Toddlers thrive on boundary and routine – and your toddler business will too. As it grows into a new phase, try and establish limits in terms of the type of clients you want to work with and the type of work you’ll do. It’s also a good idea to make a decision about the hours you’ll work and when you’ll switch off, which will help you establish a good work-life balance.

4. Take a break

Every parent with a toddler needs a break every now and then, even if that means a walk around the block (on your own!), a dinner out with friends, or even a few days away. The same is true for a demanding small business: every so often, remember to take time out to rest properly, where you switch off your laptop and completely unplug. You’ll return much more inspired and resilient to deal with the everyday uncertainty that it brings.

5. Give it space to make mistakes

While the unpredictability of a young business can be stressful and tiring, it’s also a time for trying new things without the risk of huge consequences if they don’t quite work. After all, it’s much simpler to change your USP if you’re a small business employing a few people, rather than a big company where 50 people are relying on you for their salary, or where you’ve received a huge amount of investment capital. While you may fail in some of the things you try with your business (in fact, this is almost guaranteed), see it as a toddler that’s resilient enough to pick itself up, dust its knees and keep moving forward.

During this phase of business growth it’s also essential to have the right type of medical aid cover.
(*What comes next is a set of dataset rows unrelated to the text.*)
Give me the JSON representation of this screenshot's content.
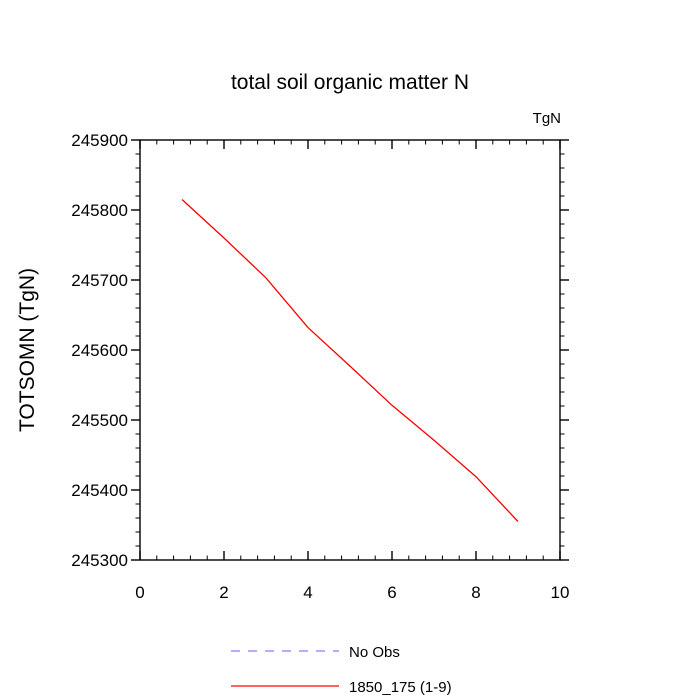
{
  "chart_data": {
    "type": "line",
    "title": "total soil organic matter N",
    "units_label": "TgN",
    "xlabel": "",
    "ylabel": "TOTSOMN  (TgN)",
    "xlim": [
      0,
      10
    ],
    "ylim": [
      245300,
      245900
    ],
    "x_ticks": [
      0,
      2,
      4,
      6,
      8,
      10
    ],
    "y_ticks": [
      245300,
      245400,
      245500,
      245600,
      245700,
      245800,
      245900
    ],
    "x_minor_step": 0.4,
    "y_minor_step": 20,
    "grid": false,
    "legend_position": "bottom",
    "series": [
      {
        "name": "No Obs",
        "style": "dashed",
        "color": "#8080ff",
        "x": [],
        "y": []
      },
      {
        "name": "1850_175 (1-9)",
        "style": "solid",
        "color": "#ff0000",
        "x": [
          1,
          2,
          3,
          4,
          5,
          6,
          7,
          8,
          9
        ],
        "y": [
          245815,
          245760,
          245703,
          245632,
          245577,
          245521,
          245471,
          245419,
          245355
        ]
      }
    ]
  }
}
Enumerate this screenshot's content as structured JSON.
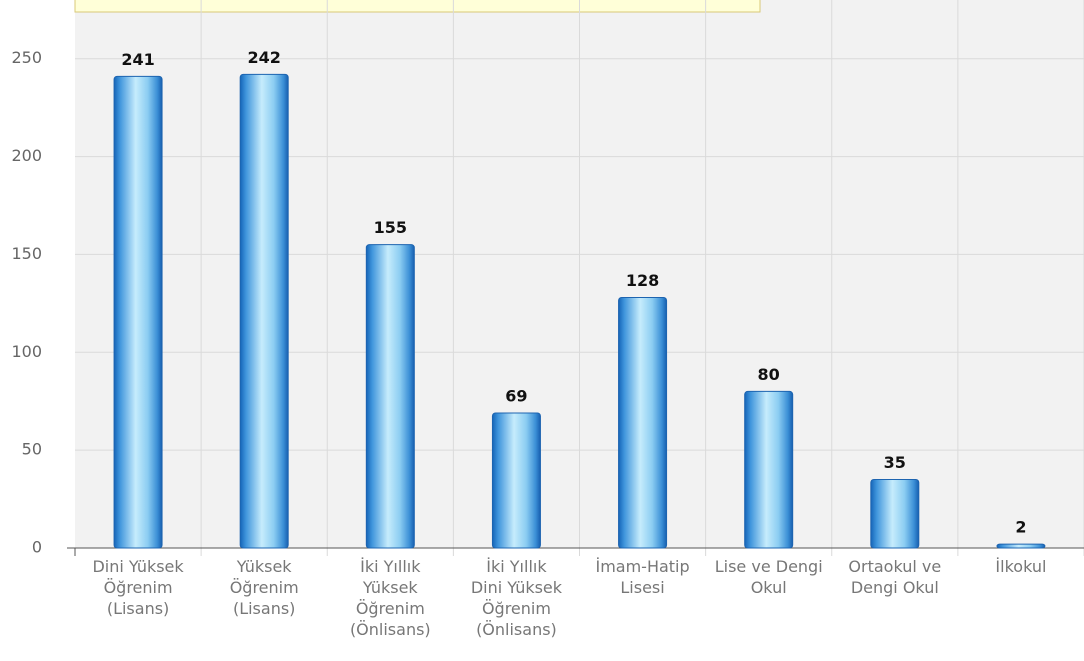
{
  "chart_data": {
    "type": "bar",
    "categories": [
      "Dini Yüksek\nÖğrenim\n(Lisans)",
      "Yüksek\nÖğrenim\n(Lisans)",
      "İki Yıllık\nYüksek\nÖğrenim\n(Önlisans)",
      "İki Yıllık\nDini Yüksek\nÖğrenim\n(Önlisans)",
      "İmam-Hatip\nLisesi",
      "Lise ve Dengi\nOkul",
      "Ortaokul ve\nDengi Okul",
      "İlkokul"
    ],
    "values": [
      241,
      242,
      155,
      69,
      128,
      80,
      35,
      2
    ],
    "color": "#3a8fd8",
    "ylim": [
      0,
      280
    ],
    "yticks": [
      0,
      50,
      100,
      150,
      200,
      250
    ],
    "grid": true
  }
}
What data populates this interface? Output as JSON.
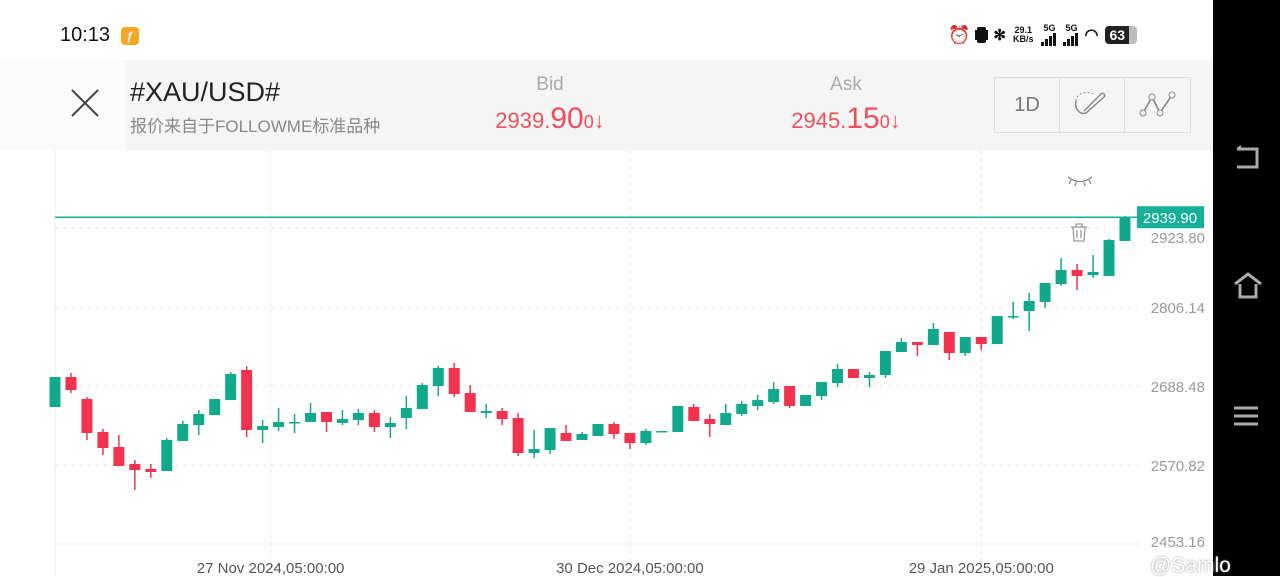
{
  "status_bar": {
    "time": "10:13",
    "app_badge": "ƒ",
    "net_speed_value": "29.1",
    "net_speed_unit": "KB/s",
    "sim1": "5G",
    "sim2": "5G",
    "battery": "63"
  },
  "header": {
    "symbol": "#XAU/USD#",
    "source": "报价来自于FOLLOWME标准品种",
    "bid": {
      "label": "Bid",
      "prefix": "2939.",
      "big": "90",
      "suffix": "0",
      "arrow": "↓"
    },
    "ask": {
      "label": "Ask",
      "prefix": "2945.",
      "big": "15",
      "suffix": "0",
      "arrow": "↓"
    },
    "timeframe": "1D"
  },
  "colors": {
    "up": "#12a98a",
    "down": "#f2334f",
    "price_line": "#15b097"
  },
  "watermark": "@Samlo",
  "chart_data": {
    "type": "candlestick",
    "symbol": "XAU/USD",
    "interval": "1D",
    "current_price": "2939.90",
    "y_ticks": [
      "2923.80",
      "2806.14",
      "2688.48",
      "2570.82",
      "2453.16"
    ],
    "ylim": [
      2450,
      3000
    ],
    "x_labels": [
      {
        "label": "27 Nov 2024,05:00:00",
        "index": 13.5
      },
      {
        "label": "30 Dec 2024,05:00:00",
        "index": 36
      },
      {
        "label": "29 Jan 2025,05:00:00",
        "index": 58
      }
    ],
    "ohlc": [
      [
        2657.2,
        2701.9,
        2657.2,
        2701.9
      ],
      [
        2701.9,
        2707.8,
        2678.1,
        2682.5
      ],
      [
        2669.1,
        2672.1,
        2608.1,
        2618.5
      ],
      [
        2620.0,
        2624.5,
        2585.7,
        2596.1
      ],
      [
        2597.6,
        2615.5,
        2569.3,
        2569.3
      ],
      [
        2572.3,
        2578.3,
        2533.6,
        2563.4
      ],
      [
        2564.9,
        2572.3,
        2551.5,
        2560.4
      ],
      [
        2561.9,
        2611.1,
        2561.9,
        2608.1
      ],
      [
        2606.6,
        2636.4,
        2606.6,
        2631.9
      ],
      [
        2630.4,
        2652.7,
        2615.5,
        2646.8
      ],
      [
        2645.3,
        2669.1,
        2645.3,
        2669.1
      ],
      [
        2667.6,
        2709.3,
        2667.6,
        2706.4
      ],
      [
        2712.3,
        2718.3,
        2612.6,
        2623.0
      ],
      [
        2623.0,
        2637.9,
        2603.6,
        2628.9
      ],
      [
        2627.4,
        2655.7,
        2621.5,
        2634.9
      ],
      [
        2633.4,
        2646.8,
        2618.5,
        2634.9
      ],
      [
        2634.9,
        2663.2,
        2634.9,
        2648.3
      ],
      [
        2649.8,
        2649.8,
        2620.0,
        2634.9
      ],
      [
        2633.4,
        2652.7,
        2630.4,
        2639.3
      ],
      [
        2637.9,
        2654.2,
        2630.4,
        2648.3
      ],
      [
        2648.3,
        2652.7,
        2620.0,
        2627.4
      ],
      [
        2627.4,
        2642.3,
        2611.1,
        2633.4
      ],
      [
        2640.8,
        2673.6,
        2624.5,
        2655.7
      ],
      [
        2654.2,
        2692.9,
        2654.2,
        2690.0
      ],
      [
        2688.5,
        2718.3,
        2673.6,
        2715.3
      ],
      [
        2715.3,
        2722.7,
        2672.1,
        2676.6
      ],
      [
        2678.1,
        2690.0,
        2649.8,
        2649.8
      ],
      [
        2648.3,
        2661.7,
        2640.8,
        2651.2
      ],
      [
        2651.2,
        2655.7,
        2630.4,
        2639.3
      ],
      [
        2640.8,
        2648.3,
        2584.2,
        2588.7
      ],
      [
        2588.7,
        2623.0,
        2581.2,
        2594.6
      ],
      [
        2593.1,
        2625.9,
        2587.2,
        2625.9
      ],
      [
        2618.5,
        2630.4,
        2606.6,
        2606.6
      ],
      [
        2608.1,
        2620.0,
        2608.1,
        2617.0
      ],
      [
        2614.0,
        2631.9,
        2614.0,
        2631.9
      ],
      [
        2631.9,
        2634.9,
        2609.6,
        2617.0
      ],
      [
        2618.5,
        2618.5,
        2594.6,
        2603.6
      ],
      [
        2603.6,
        2624.5,
        2600.6,
        2621.5
      ],
      [
        2620.0,
        2621.5,
        2620.0,
        2621.5
      ],
      [
        2620.0,
        2658.7,
        2620.0,
        2658.7
      ],
      [
        2657.2,
        2661.7,
        2636.4,
        2636.4
      ],
      [
        2639.3,
        2646.8,
        2612.6,
        2631.9
      ],
      [
        2630.4,
        2661.7,
        2630.4,
        2648.3
      ],
      [
        2646.8,
        2666.1,
        2643.8,
        2661.7
      ],
      [
        2658.7,
        2675.1,
        2652.7,
        2667.6
      ],
      [
        2664.7,
        2694.4,
        2661.7,
        2684.0
      ],
      [
        2688.5,
        2688.5,
        2655.7,
        2658.7
      ],
      [
        2658.7,
        2675.1,
        2658.7,
        2675.1
      ],
      [
        2673.6,
        2694.4,
        2667.6,
        2694.4
      ],
      [
        2692.9,
        2721.3,
        2687.0,
        2713.8
      ],
      [
        2713.8,
        2713.8,
        2700.4,
        2700.4
      ],
      [
        2700.4,
        2709.3,
        2687.0,
        2704.9
      ],
      [
        2704.9,
        2740.6,
        2700.4,
        2740.6
      ],
      [
        2739.1,
        2760.0,
        2739.1,
        2754.0
      ],
      [
        2754.0,
        2754.0,
        2733.2,
        2749.6
      ],
      [
        2749.6,
        2782.3,
        2749.6,
        2773.4
      ],
      [
        2768.9,
        2768.9,
        2727.2,
        2737.6
      ],
      [
        2737.6,
        2761.5,
        2733.2,
        2761.5
      ],
      [
        2761.5,
        2761.5,
        2742.1,
        2751.0
      ],
      [
        2751.0,
        2792.7,
        2751.0,
        2792.7
      ],
      [
        2791.3,
        2813.6,
        2788.3,
        2792.7
      ],
      [
        2800.2,
        2827.0,
        2770.4,
        2815.1
      ],
      [
        2813.6,
        2841.9,
        2804.7,
        2841.9
      ],
      [
        2840.4,
        2879.1,
        2837.4,
        2861.3
      ],
      [
        2861.3,
        2870.2,
        2831.5,
        2852.3
      ],
      [
        2853.8,
        2883.6,
        2849.4,
        2858.3
      ],
      [
        2852.3,
        2907.4,
        2852.3,
        2905.9
      ],
      [
        2904.5,
        2941.7,
        2904.5,
        2939.9
      ]
    ]
  }
}
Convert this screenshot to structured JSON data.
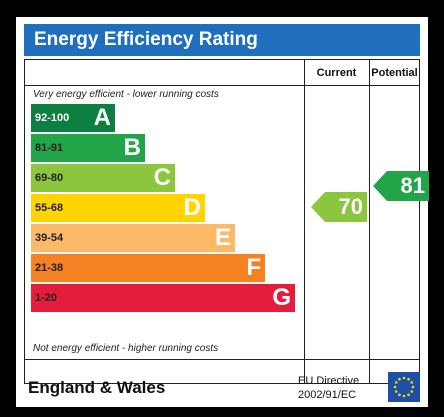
{
  "chart_data": {
    "type": "bar",
    "title": "Energy Efficiency Rating",
    "columns": [
      "Current",
      "Potential"
    ],
    "top_caption": "Very energy efficient - lower running costs",
    "bottom_caption": "Not energy efficient - higher running costs",
    "bands": [
      {
        "letter": "A",
        "range": "92-100",
        "color": "#0c8040",
        "text_color": "#ffffff"
      },
      {
        "letter": "B",
        "range": "81-91",
        "color": "#22a449",
        "text_color": "#222222"
      },
      {
        "letter": "C",
        "range": "69-80",
        "color": "#8cc63f",
        "text_color": "#222222"
      },
      {
        "letter": "D",
        "range": "55-68",
        "color": "#ffd400",
        "text_color": "#222222"
      },
      {
        "letter": "E",
        "range": "39-54",
        "color": "#fcb968",
        "text_color": "#222222"
      },
      {
        "letter": "F",
        "range": "21-38",
        "color": "#f48122",
        "text_color": "#222222"
      },
      {
        "letter": "G",
        "range": "1-20",
        "color": "#e31d3b",
        "text_color": "#222222"
      }
    ],
    "current": {
      "value": 70,
      "band": "C",
      "color": "#8cc63f"
    },
    "potential": {
      "value": 81,
      "band": "B",
      "color": "#22a449"
    }
  },
  "footer": {
    "region": "England & Wales",
    "directive_line1": "EU Directive",
    "directive_line2": "2002/91/EC"
  }
}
There are medical schemes such as Fedhealth which has a number of medical aid options and value-added benefits to ensure that your health and wellness is taken care of too. After all, the healthier you and your staff are, the more productive your business will be – during the toddler (business) stage and beyond.

While this phase can be frustrating, it’s a sign that your business is growing and adapting, rather than remaining in its infancy, and that can only be a good thing! So embrace the difficulties, learn from them, and watch as your business strides forward confidently into the next exciting phase.